June 23, 2026
Stream and scream
Show HN: FastUbu – An Ultrafast Video Archive
This lightning-fast art film vault has commenters ready to vanish into a glorious time sink
TLDR: Fast Ubu is a new, faster way to browse and watch more than 3,200 free experimental films from the UbuWeb archive. Commenters are into it, with the main reaction being that the slick design is dangerously good at turning curiosity into an all-night binge.
A new project called Fast Ubu has swooped in with a simple promise: make the famously massive UbuWeb film archive feel fast, searchable, and easy to fall into. That means more than 3,200 avant-garde films and videos, free to stream, now wrapped in a smoother interface. It’s not officially part of UbuWeb, but an independent mirror built to help people actually browse this mountain of weird, wonderful moving-image history without feeling like they’re digging through a dusty basement.

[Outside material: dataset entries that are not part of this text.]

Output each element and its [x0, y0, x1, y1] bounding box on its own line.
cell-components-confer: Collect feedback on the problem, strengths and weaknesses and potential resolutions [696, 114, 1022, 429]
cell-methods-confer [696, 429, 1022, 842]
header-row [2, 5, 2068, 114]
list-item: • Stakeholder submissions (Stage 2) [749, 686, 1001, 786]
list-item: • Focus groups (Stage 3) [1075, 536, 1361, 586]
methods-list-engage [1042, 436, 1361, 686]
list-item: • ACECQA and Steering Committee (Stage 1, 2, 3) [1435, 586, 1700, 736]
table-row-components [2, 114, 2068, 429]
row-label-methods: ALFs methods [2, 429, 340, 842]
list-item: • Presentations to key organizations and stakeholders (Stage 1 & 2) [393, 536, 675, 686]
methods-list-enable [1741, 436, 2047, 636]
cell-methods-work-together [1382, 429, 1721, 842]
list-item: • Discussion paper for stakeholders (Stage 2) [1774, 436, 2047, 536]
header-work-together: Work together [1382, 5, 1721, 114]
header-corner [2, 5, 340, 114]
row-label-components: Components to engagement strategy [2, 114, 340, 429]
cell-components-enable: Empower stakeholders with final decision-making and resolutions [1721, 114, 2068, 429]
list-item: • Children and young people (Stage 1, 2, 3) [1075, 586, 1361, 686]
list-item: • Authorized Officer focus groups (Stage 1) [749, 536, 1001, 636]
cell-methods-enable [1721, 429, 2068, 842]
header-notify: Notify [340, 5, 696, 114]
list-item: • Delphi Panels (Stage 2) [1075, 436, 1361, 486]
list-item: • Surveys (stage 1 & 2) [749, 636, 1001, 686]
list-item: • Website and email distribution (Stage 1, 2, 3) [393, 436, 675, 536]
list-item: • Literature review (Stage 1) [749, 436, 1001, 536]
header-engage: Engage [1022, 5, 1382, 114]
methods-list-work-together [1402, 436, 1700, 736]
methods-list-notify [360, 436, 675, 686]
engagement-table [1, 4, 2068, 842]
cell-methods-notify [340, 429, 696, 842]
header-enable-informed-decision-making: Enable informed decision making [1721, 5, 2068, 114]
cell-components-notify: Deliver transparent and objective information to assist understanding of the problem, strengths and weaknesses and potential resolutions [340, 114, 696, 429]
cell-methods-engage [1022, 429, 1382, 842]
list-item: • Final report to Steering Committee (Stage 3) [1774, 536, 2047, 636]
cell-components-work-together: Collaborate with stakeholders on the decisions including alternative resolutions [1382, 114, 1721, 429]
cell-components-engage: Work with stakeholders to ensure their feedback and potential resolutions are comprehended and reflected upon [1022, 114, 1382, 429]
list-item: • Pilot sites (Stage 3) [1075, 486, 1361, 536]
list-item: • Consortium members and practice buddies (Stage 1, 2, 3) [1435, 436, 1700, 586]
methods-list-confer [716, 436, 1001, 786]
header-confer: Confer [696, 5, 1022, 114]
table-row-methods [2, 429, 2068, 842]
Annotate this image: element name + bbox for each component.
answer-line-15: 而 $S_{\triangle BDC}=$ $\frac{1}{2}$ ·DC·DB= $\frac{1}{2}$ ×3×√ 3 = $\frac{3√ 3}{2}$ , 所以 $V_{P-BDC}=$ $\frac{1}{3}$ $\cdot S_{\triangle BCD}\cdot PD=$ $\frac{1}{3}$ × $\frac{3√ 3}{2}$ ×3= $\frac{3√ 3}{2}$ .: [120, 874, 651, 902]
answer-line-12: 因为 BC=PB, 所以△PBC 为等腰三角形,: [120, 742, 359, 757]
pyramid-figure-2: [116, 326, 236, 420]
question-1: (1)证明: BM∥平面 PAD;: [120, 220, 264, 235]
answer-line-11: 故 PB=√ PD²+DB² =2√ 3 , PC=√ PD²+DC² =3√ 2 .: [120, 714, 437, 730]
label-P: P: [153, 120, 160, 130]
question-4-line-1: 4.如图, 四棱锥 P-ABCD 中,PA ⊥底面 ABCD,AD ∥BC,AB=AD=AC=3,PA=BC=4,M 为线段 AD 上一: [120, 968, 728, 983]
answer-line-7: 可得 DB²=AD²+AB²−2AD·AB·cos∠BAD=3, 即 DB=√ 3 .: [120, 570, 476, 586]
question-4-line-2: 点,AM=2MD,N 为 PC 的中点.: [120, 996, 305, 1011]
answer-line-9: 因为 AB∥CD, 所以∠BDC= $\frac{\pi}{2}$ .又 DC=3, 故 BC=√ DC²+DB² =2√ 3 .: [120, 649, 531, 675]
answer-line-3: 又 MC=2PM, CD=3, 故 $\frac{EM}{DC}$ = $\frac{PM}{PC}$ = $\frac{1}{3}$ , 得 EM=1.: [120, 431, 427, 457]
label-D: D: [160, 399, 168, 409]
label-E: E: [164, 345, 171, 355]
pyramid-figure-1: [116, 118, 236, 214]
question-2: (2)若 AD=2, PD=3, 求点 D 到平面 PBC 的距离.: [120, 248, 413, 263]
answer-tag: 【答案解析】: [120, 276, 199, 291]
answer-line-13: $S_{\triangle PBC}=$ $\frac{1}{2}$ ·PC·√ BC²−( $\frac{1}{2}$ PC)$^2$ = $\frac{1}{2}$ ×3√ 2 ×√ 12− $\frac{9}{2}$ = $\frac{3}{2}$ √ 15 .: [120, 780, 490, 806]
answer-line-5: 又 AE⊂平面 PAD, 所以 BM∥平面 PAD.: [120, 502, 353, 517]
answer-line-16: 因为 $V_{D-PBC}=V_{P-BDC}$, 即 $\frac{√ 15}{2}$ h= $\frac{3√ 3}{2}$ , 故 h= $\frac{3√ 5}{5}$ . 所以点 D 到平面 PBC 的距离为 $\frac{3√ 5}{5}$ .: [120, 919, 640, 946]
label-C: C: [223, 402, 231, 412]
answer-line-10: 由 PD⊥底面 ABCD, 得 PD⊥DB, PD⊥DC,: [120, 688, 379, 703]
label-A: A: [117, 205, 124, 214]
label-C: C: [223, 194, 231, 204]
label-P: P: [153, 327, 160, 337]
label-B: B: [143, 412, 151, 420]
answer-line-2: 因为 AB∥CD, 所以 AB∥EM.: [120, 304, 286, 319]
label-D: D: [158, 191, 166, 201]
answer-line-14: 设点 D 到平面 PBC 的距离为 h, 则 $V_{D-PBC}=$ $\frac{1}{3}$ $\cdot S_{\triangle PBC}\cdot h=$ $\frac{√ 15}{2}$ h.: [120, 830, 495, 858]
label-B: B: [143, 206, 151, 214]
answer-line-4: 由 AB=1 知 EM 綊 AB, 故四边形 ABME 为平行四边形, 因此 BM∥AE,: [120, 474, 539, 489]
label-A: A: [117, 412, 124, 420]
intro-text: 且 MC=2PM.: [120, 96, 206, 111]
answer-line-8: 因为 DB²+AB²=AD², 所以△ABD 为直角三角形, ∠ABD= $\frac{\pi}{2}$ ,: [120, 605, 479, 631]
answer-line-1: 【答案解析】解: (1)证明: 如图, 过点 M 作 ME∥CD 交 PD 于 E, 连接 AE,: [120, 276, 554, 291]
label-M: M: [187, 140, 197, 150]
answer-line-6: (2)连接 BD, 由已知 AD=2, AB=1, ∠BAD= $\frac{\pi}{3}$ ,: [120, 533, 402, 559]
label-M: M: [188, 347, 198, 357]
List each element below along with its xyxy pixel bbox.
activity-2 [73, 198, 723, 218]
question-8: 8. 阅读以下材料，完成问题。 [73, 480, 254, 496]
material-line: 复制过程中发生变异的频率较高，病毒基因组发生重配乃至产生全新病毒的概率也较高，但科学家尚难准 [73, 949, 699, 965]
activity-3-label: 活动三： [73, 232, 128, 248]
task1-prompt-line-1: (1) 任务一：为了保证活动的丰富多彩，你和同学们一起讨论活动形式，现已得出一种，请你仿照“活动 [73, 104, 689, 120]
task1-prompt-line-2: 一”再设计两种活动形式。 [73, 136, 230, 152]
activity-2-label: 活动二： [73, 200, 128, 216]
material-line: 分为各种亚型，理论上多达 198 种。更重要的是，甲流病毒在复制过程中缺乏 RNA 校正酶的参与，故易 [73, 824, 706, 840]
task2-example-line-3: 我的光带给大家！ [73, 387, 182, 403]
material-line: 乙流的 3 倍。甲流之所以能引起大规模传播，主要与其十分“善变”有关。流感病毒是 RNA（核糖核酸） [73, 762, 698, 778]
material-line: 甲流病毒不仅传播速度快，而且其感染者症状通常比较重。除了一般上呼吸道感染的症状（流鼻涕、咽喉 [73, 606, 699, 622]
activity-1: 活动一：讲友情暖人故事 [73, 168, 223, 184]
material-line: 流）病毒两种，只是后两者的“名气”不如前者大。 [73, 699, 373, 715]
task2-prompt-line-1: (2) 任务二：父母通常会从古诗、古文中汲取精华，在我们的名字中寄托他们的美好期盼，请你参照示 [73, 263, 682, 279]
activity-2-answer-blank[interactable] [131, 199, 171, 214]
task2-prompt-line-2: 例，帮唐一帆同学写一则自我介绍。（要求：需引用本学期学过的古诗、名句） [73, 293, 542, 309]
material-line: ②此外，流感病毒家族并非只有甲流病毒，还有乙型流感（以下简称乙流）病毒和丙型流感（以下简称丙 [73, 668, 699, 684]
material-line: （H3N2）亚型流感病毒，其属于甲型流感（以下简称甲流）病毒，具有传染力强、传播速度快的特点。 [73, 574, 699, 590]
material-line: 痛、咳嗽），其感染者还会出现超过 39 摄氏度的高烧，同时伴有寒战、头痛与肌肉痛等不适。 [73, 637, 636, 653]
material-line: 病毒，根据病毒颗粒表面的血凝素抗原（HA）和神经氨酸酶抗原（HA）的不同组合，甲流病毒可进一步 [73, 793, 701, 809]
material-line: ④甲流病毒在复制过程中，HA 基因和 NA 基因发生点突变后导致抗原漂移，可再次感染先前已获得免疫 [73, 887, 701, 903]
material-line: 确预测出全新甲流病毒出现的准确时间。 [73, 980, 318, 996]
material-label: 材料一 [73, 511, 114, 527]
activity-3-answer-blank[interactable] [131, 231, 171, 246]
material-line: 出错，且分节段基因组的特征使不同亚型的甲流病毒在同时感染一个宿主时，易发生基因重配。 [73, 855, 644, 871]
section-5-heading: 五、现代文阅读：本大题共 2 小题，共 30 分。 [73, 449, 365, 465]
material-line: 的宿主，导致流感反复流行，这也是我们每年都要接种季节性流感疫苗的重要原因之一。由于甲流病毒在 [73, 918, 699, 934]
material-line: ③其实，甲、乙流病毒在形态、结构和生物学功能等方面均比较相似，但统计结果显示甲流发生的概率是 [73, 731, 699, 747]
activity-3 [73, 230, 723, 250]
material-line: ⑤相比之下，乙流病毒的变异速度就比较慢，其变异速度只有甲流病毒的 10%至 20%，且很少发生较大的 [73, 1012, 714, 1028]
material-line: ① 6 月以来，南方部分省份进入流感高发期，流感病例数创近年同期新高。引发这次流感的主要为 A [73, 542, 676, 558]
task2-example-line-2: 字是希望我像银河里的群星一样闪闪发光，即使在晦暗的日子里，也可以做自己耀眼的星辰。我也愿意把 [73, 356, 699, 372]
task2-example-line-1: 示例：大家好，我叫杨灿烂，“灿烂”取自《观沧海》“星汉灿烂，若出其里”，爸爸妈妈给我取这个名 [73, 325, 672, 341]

And in the comments? The mood is less “serious critique” and more delighted surrender. The standout reaction came from Renaud, who basically summed up the entire vibe: this thing is a rabbit hole and people are already bracing to lose hours inside it. That’s the hot take, the warning label, and the sales pitch all at once. No giant flame war erupted here, but there is a tiny spark of drama in the subtext: when a site gets this snappy, the real danger isn’t confusion — it’s obliterating your free time. Even the project’s artsy side added to the fun, with oddball references to Père Ubu, a baby armadillo image, and the whole gloriously strange Ubu universe giving the launch a chaotic art-school energy. In other words, the community verdict is in: this is cool, this is slick, and yes, your evening is probably gone.
Key Points
- •Fast Ubu is presented as an ultra-fast mirror of UbuWeb’s film archive.
- •The site says it offers 3,205 avant-garde films and videos for free streaming.
- •The project re-hosts UbuWeb’s film and video collection to improve loading speed and search.
- •Fast Ubu states that all works belong to their artists and that it is independent and not affiliated with UbuWeb.
- •The page credits Luke Igel as creator, says the project is powered by Kino, and acknowledges Cheng Lou, Pretext, Grey Crawford, Gaborator, and Kenneth Goldsmith with the Ubu team.